Discovering Artichokes

It’s probably just as well. If we had eaten artichokes back then I think we would have cooked them to death and maybe even put them in a cream sauce. Most exotic green vegetables ended up that way at our family table. As a result I spent my early adulthood becoming newly acquainted with the beautiful vibrancy of broccoli and asparagus, steamed until crisp tender. I have also rehabilitated my relationship with fresh greens which I now enjoy gently wilted. So artichokes came into my life at a good time, just when I was ready to accept and enjoy their unique and defining attributes.

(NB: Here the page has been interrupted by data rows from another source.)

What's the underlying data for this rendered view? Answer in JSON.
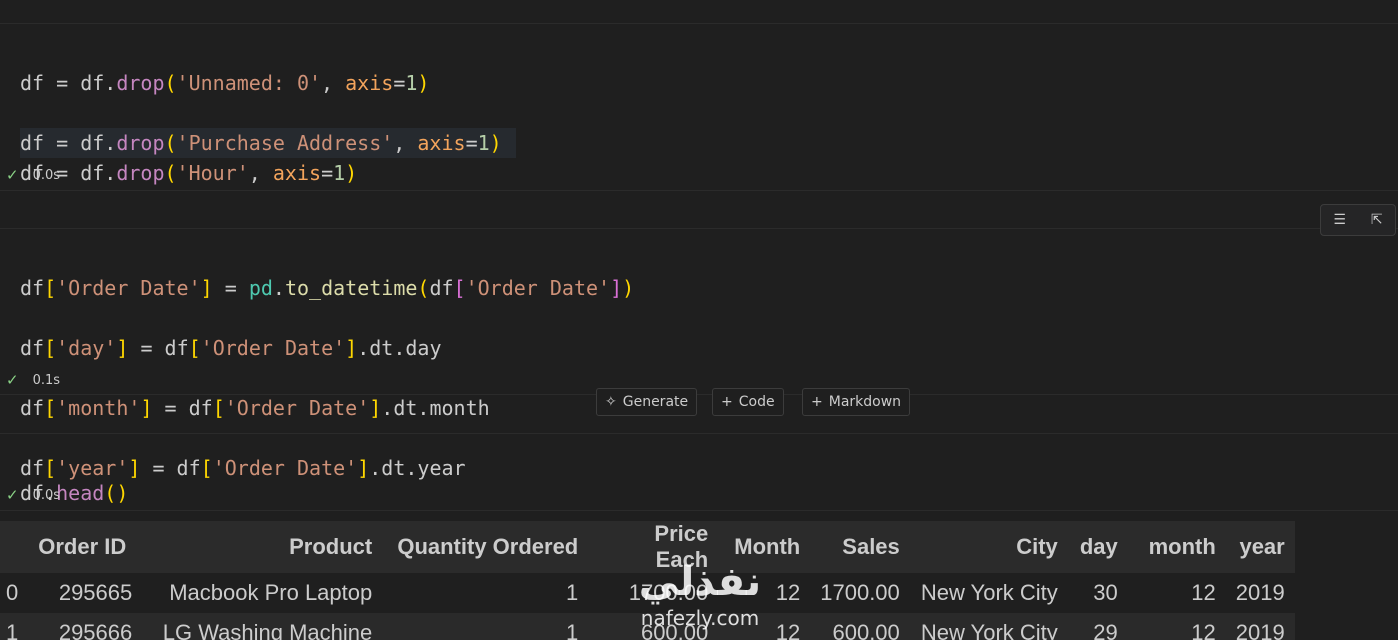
{
  "cell1": {
    "status_time": "0.0s"
  },
  "cell2": {
    "status_time": "0.1s"
  },
  "cell3": {
    "code": "df.head()",
    "status_time": "0.0s"
  },
  "add_bar": {
    "generate": "Generate",
    "code": "Code",
    "markdown": "Markdown"
  },
  "table": {
    "columns": [
      "",
      "Order ID",
      "Product",
      "Quantity Ordered",
      "Price Each",
      "Month",
      "Sales",
      "City",
      "day",
      "month",
      "year"
    ],
    "rows": [
      [
        "0",
        "295665",
        "Macbook Pro Laptop",
        "1",
        "1700.00",
        "12",
        "1700.00",
        "New York City",
        "30",
        "12",
        "2019"
      ],
      [
        "1",
        "295666",
        "LG Washing Machine",
        "1",
        "600.00",
        "12",
        "600.00",
        "New York City",
        "29",
        "12",
        "2019"
      ]
    ]
  },
  "watermark": {
    "line1": "نفذلي",
    "line2": "nafezly.com"
  }
}
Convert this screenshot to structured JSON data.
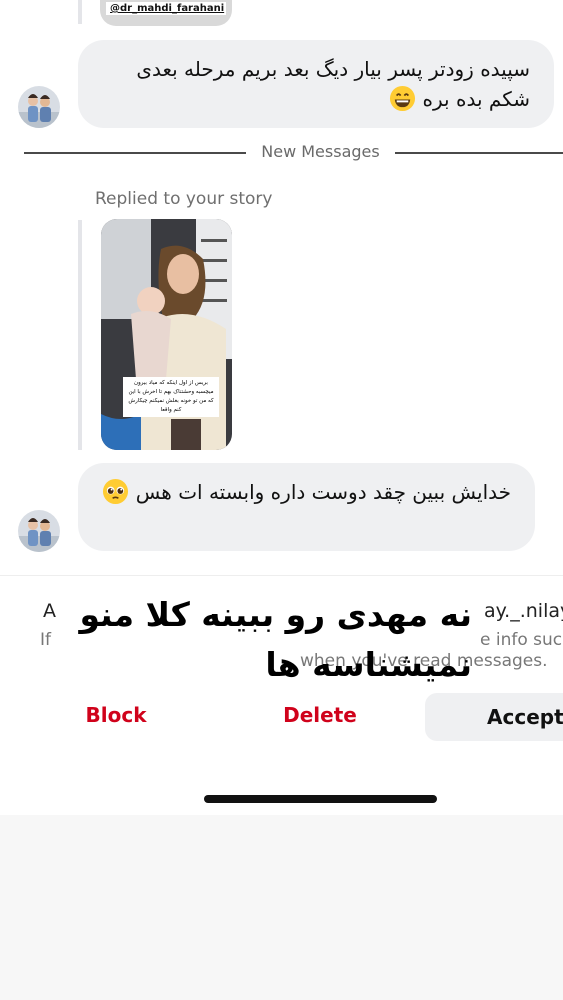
{
  "top_story": {
    "username": "@dr_mahdi_farahani"
  },
  "messages": [
    {
      "text": "سپیده زودتر پسر بیار دیگ بعد بریم مرحله بعدی شکم بده بره",
      "emoji": "grinning-face-emoji"
    },
    {
      "text": "خدایش ببین چقد دوست داره وابسته ات هس",
      "emoji": "pleading-face-emoji"
    }
  ],
  "divider": {
    "label": "New Messages"
  },
  "story_reply": {
    "label": "Replied to your story",
    "caption": "بریس از اول اینکه که میاد بیرون میچسبه وحشتناک بهم تا اخرش با این که من تو خونه بغلش نمیکنم چیکارش کنم واقعا"
  },
  "request_panel": {
    "line1_start": "A",
    "line1_end": "ay._.nilay",
    "line2_start": "If",
    "line2_end": "e info suc",
    "line3": "when you've read messages.",
    "overlay_text": "نه مهدی رو ببینه کلا منو نمیشناسه ها",
    "block_label": "Block",
    "delete_label": "Delete",
    "accept_label": "Accept"
  },
  "colors": {
    "bubble": "#eff0f2",
    "destructive": "#d0021b",
    "muted_text": "#6f6f6f"
  }
}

Once my sister-in-law moved to California I suppose the introduction became inevitable. It was only a matter of time until artichokes were on the menu during one of our visits. I went to the market with my sister-in-law and when she chose several fresh artichokes and put them in her basket I was intrigued. When we got them home I watched carefully and helped her prepare them. I was amazed at how simple it could be and how fun they were to eat. Won over by that introduction I have cooked them the same way ever since.

How to Eat an Artichoke

By the way, those artichokes I picked up at the market were delicious! Here’s how I prepared them:

A cooked artichoke on a plate beside one leaf being dipped in a curry dip.

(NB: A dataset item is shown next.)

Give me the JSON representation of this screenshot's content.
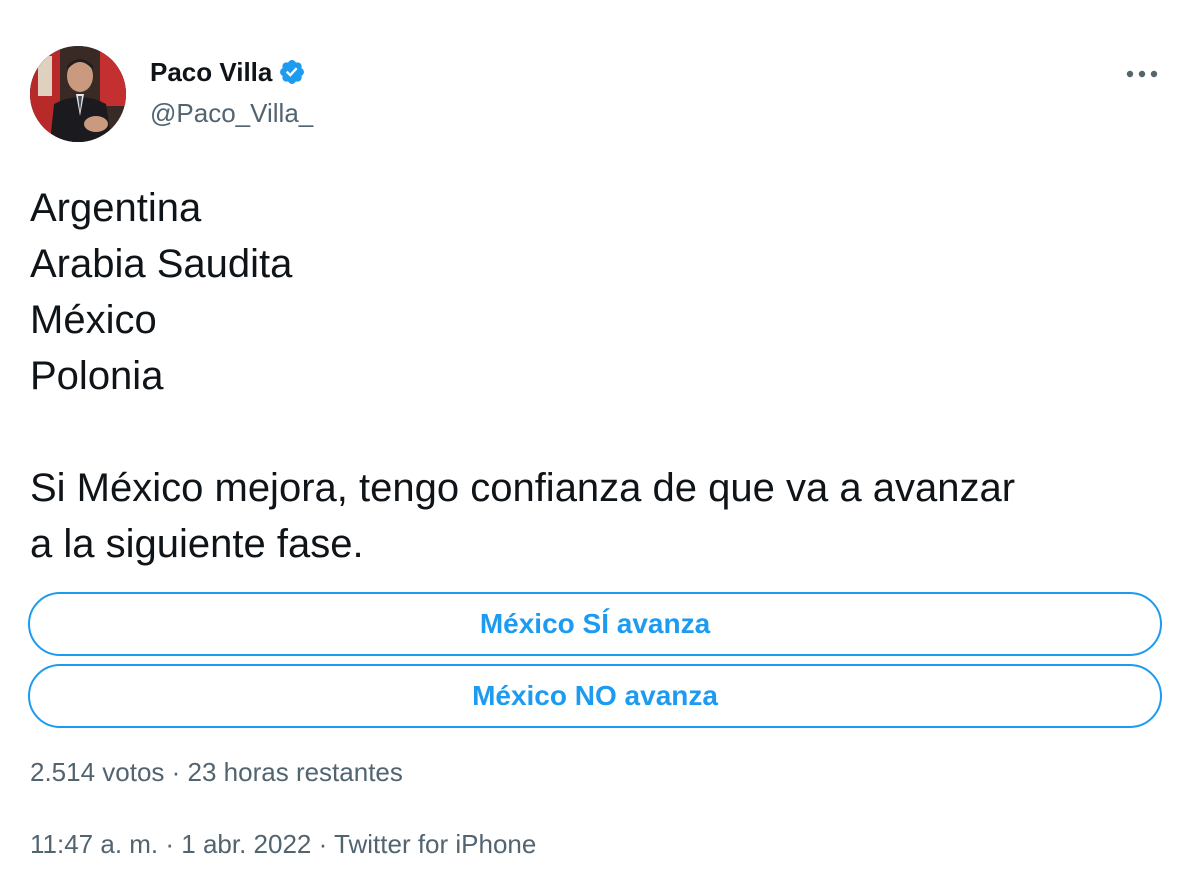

Pull the outer leaves from the artichoke, one by one. As you pull them off, dip each one in the sauce and pull the lower end, cupped side down, between your teeth to scrape the flesh away from the outer leaf. Discard the remains. Continue until you reach the inner leaves with little flesh remaining. Then remove the rest of the leaves and discard them.

An artichoke heart being peeled with a whole artichoke in the background.


Beneath the small inner leaves you will see a ring of hair-like fibers. This is the choke. Use a spoon or a table knife to scrape these off of the soft fleshy layer beneath. Discard the choke.

An artichoke heart served with a simple Curry Dip. A whole cooked artichoke is in the background.

What remains is the artichoke heart. Depending on the size of the artichoke it may be relatively thin or rather substantial. Cut or break this into bite sized pieces. Dip pieces in the curry sauce and enjoy!

Simple Artichokes with Curry Dip

Course: Appetizers, VegetablesCuisine: AmericanDifficulty: Easy
Servings

4

servings
Prep time

5

minutes
Cooking time

15

minutes
Total time

20

minutes

Artichokes are easy to cook and fun to eat, lending a touch of drama to a casual meal. Try serving them with this simple Curry Dip or with a small dish of melted butter.

Ingredients

  • 4 artichokes

  • 1/2 teaspoon olive oil

  • 1/2 teaspoon wine vinegar

  • Curry Dip
  • 1/2 cup nonfat plain yogurt

  • 1 teaspoon curry powder

Directions

  • Artichokes
  • Trim the stem end of the artichoke cutting straight across just above the lower row or two of leaves. (Many people trim the top ends of the leaves to remove the small thorn. It may look better but I have never found this to be necessary since the spike softens when it is cooked. I seldom trim the leaves.)
  • Wash artichokes under running water then place them, cut side down, in a microwave safe dish. (I use a large 4-quart oval Corning Ware casserole with a lid. You can cook as many as fit in the casserole with the bottoms of the artichokes resting on the bottom of the pan. Generally you will want one artichoke per person but, in the right company, two people can share one large artichoke if you like.)
  • Fill the dish with 1/2 inch of water. Add 1/2 teaspoon olive oil and 1/2 teaspoon wine vinegar to the water in the dish.
  • Cover and microwave on high approximately 15 minutes. Check sooner for small artichokes. Very large artichokes may take a little longer. Check to see if they are done by pulling a leaf from the artichoke, several rows from the outside, and scraping the flesh between your teeth to see if it is tender. If not, microwave another minute and check again.
  • When the artichokes are tender, remove from the microwave and let sit for two or three minutes. Drain the artichokes and serve them, warm or cold, with Curry Dip or melted butter.
  • Curry Dip
  • Stir the curry powder into the nonfat plain yogurt and refrigerate until ready to use.

One Comment

  1. Oh Lisa, they turned out just beautiful!!! YUMMM!!